[
https://issues.apache.org/jira/browse/TIKA-640?page=com.atlassian.jira.plugin.system.issuetabpanels:comment-tabpanel&focusedCommentId=13022793#comment-13022793
]
Benjamin Douglas commented on TIKA-640:
---------------------------------------
I believe the real difference between these two scenarios is that the
IOException definitely comes from the current document being read while an
OutOfMemoryError might be caused by any number of other things, many of which
are not recoverable. Catching unchecked OutOfMemoryErrors, skipping the file,
and moving on seems like something we don't want to expect our normal program
flow to look like. Catching checked IOExceptions, skipping the file, and moving
on seems more reasonable.
That said, I will concede that having an email with a header so large that it
noticeably imposes on someone's heap should be quite rare. And, because of the
way that Tika handles metadata, it all needs to end up in memory anyway --
there is no streaming of metadata, it is represented as a bag of Strings. The
hard-coded limit I think has some value as a stopgap in cases where a bogus
file gets mis-detected, but that is a general problem not limited to RFC822
messages. It certainly could be decided to err on the side of letting all
documents through, even bogus ones with potential memory problems, instead of
being too conservative and not letting some valid documents through.

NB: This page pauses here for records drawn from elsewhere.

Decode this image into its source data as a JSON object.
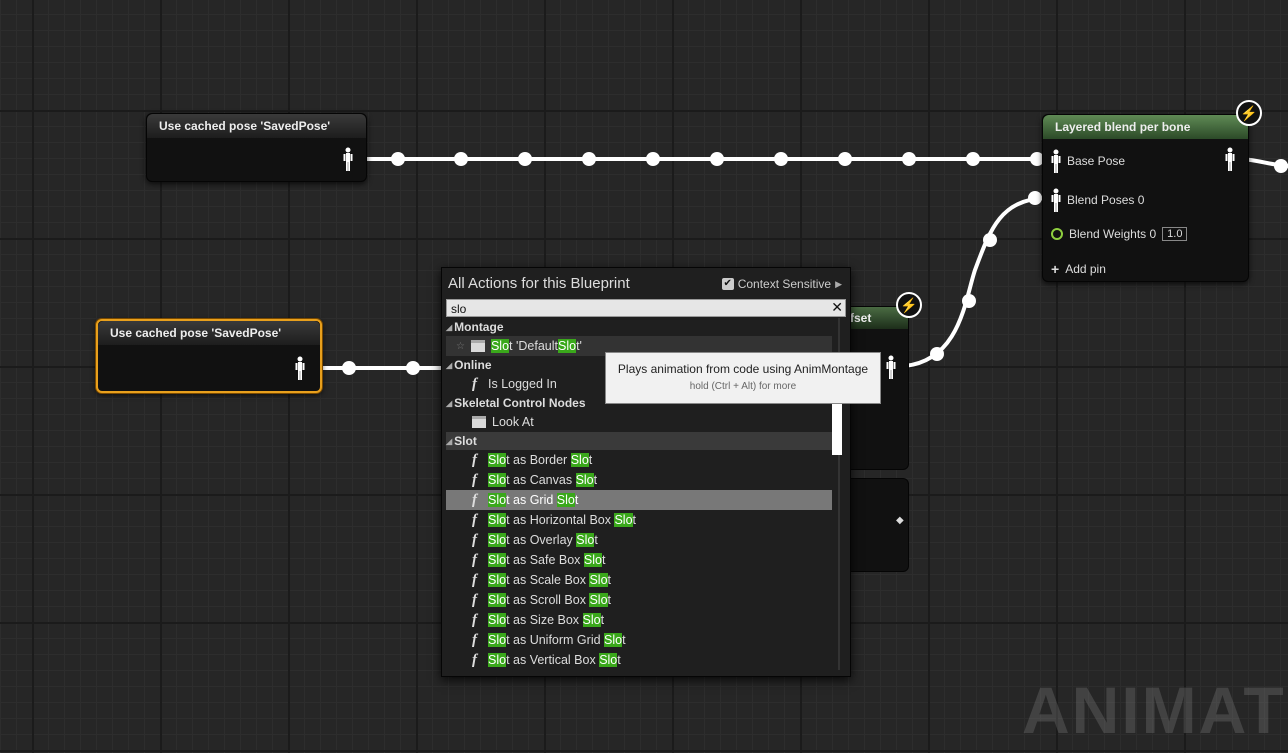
{
  "nodes": {
    "cached_top": {
      "title": "Use cached pose 'SavedPose'"
    },
    "cached_bottom": {
      "title": "Use cached pose 'SavedPose'"
    },
    "layered": {
      "title": "Layered blend per bone",
      "base_pose": "Base Pose",
      "blend_poses": "Blend Poses 0",
      "blend_weights": "Blend Weights 0",
      "blend_weight_value": "1.0",
      "add_pin": "Add pin"
    },
    "hidden_node_title_fragment": "fset"
  },
  "menu": {
    "title": "All Actions for this Blueprint",
    "context_sensitive": "Context Sensitive",
    "search_value": "slo",
    "categories": {
      "montage": "Montage",
      "online": "Online",
      "skeletal": "Skeletal Control Nodes",
      "slot": "Slot"
    },
    "items": {
      "default_slot": {
        "pre": "",
        "m1": "Slo",
        "mid": "t 'Default",
        "m2": "Slo",
        "post": "t'"
      },
      "is_logged_in": "Is Logged In",
      "look_at": "Look At",
      "slot_items": [
        {
          "m1": "Slo",
          "mid": "t as Border ",
          "m2": "Slo",
          "post": "t"
        },
        {
          "m1": "Slo",
          "mid": "t as Canvas ",
          "m2": "Slo",
          "post": "t"
        },
        {
          "m1": "Slo",
          "mid": "t as Grid ",
          "m2": "Slo",
          "post": "t"
        },
        {
          "m1": "Slo",
          "mid": "t as Horizontal Box ",
          "m2": "Slo",
          "post": "t"
        },
        {
          "m1": "Slo",
          "mid": "t as Overlay ",
          "m2": "Slo",
          "post": "t"
        },
        {
          "m1": "Slo",
          "mid": "t as Safe Box ",
          "m2": "Slo",
          "post": "t"
        },
        {
          "m1": "Slo",
          "mid": "t as Scale Box ",
          "m2": "Slo",
          "post": "t"
        },
        {
          "m1": "Slo",
          "mid": "t as Scroll Box ",
          "m2": "Slo",
          "post": "t"
        },
        {
          "m1": "Slo",
          "mid": "t as Size Box ",
          "m2": "Slo",
          "post": "t"
        },
        {
          "m1": "Slo",
          "mid": "t as Uniform Grid ",
          "m2": "Slo",
          "post": "t"
        },
        {
          "m1": "Slo",
          "mid": "t as Vertical Box ",
          "m2": "Slo",
          "post": "t"
        }
      ]
    }
  },
  "tooltip": {
    "main": "Plays animation from code using AnimMontage",
    "hint": "hold (Ctrl + Alt) for more"
  },
  "watermark": "ANIMATION",
  "colors": {
    "highlight": "#3aa81b",
    "selected_outline": "#e8a01d",
    "layered_header": "#4f7a45"
  }
}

> RFC822Parser should configure Mime4j not to fail reading mails containing
> more than 1000 chars in one headers text (even if folded)
> -----------------------------------------------------------------------------------------------------------------------------------
>
> Key: TIKA-640
> URL: https://issues.apache.org/jira/browse/TIKA-640
> Project: Tika
> Issue Type: Wish
> Components: parser
> Affects Versions: 0.9
> Environment: All
> Reporter: Jens Wilmer
> Labels: mail, rfc822parser
> Original Estimate: 5m
> Remaining Estimate: 5m
>
> Standard configuration of Mime4j accepts only 1000 characters per line and
> 1000 charackters per header. The streaming approach of tika should not need
> theese limitations, an exception is being thrown and none of the data read is
> available.
> Solution:
> Replace all occurences of:
> Parser parser = new RFC822Parser();
> by:
> MimeEntityConfig config = new MimeEntityConfig();
> config.setMaxLineLen(-1);
> config.setMaxContentLen(-1);
> Parser parser = new RFC822Parser(config);
--
This message is automatically generated by JIRA.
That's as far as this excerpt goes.